Mississippi native and designer Michael McDaniel was inspired to create the Exo shelter after seeing the government's response to Katrina. His goal was to create shelters that were low-cost, light enough to be set up by hand, easily transportable and safe and secure enough for families.

Like many locals, Mississippi native and designer Michael McDaniel had every right to be angered when he looked at how the government was responding to Hurricane Katrina. Growing up near a river, he was no stranger to flooding and hurricanes from the Gulf, but as he saw the most powerful nation in the world enact the same housing response plan it had used for Hurricane Camille 37 years prior (travel trailers and rental inventory), he knew there was a better way.

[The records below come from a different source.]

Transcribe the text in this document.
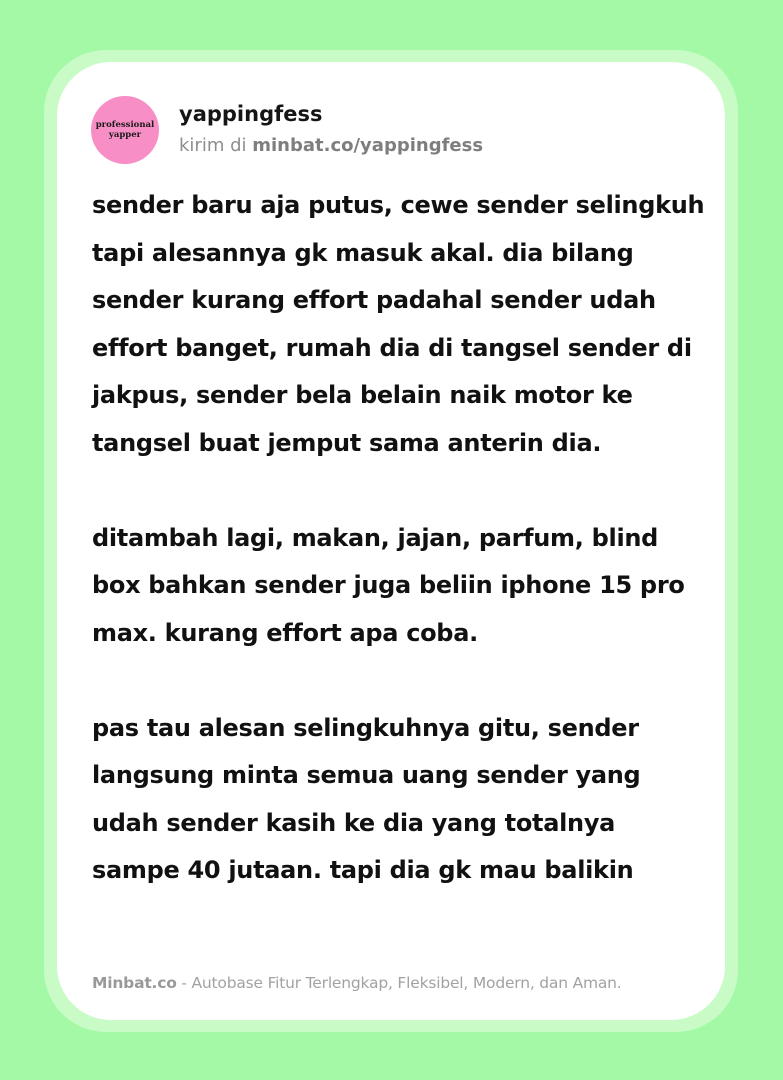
professional
yapper
yappingfess
kirim di minbat.co/yappingfess

sender baru aja putus, cewe sender selingkuh tapi alesannya gk masuk akal. dia bilang sender kurang effort padahal sender udah effort banget, rumah dia di tangsel sender di jakpus, sender bela belain naik motor ke tangsel buat jemput sama anterin dia.

ditambah lagi, makan, jajan, parfum, blind box bahkan sender juga beliin iphone 15 pro max. kurang effort apa coba.

pas tau alesan selingkuhnya gitu, sender langsung minta semua uang sender yang udah sender kasih ke dia yang totalnya sampe 40 jutaan. tapi dia gk mau balikin

Minbat.co - Autobase Fitur Terlengkap, Fleksibel, Modern, dan Aman.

The a-ha moment occurred when he was drinking a cup of coffee and flipped over the empty cup; think of the advantages of a similarly modular, stackable structure. The impetus for the Exo Housing System was born. McDaniel founded a company, Reaction, to produce the shelters, and began attacking the design problem with a few characteristics in mind (light enough to be set up by hand, safe and secure enough for families). His solution ended up being uniquely American.

“I found the best solution was the teepee as used by nomadic tribes in the Midwest,” he says. “Pretty amazing. It’s a highly portable and great communal structure.“

These 80-square-foot structures best anything FEMA’s been using in many ways—they can be assembled by hand in two minutes, cost a quarter of the money to build ($5,000 each) and are stackable and portable (20 shelters, enough to house 80 people, can fit on a standard trailer truck). Now on display at SXSW, the Exo has gotten rave reviews, and an Indiegogo campaign is raising money to build prototypes that can be sent by the Austin-based company to areas in need around the world. Every $10,000 raised online will send one Exo to a place in need, such as Syria.

“It’s a win-win,” says McDaniel, since the plan gets prototypes into the world and allow for iteration and improvement before wider deployment. “We’re keen on being a double bottom line enterprise.”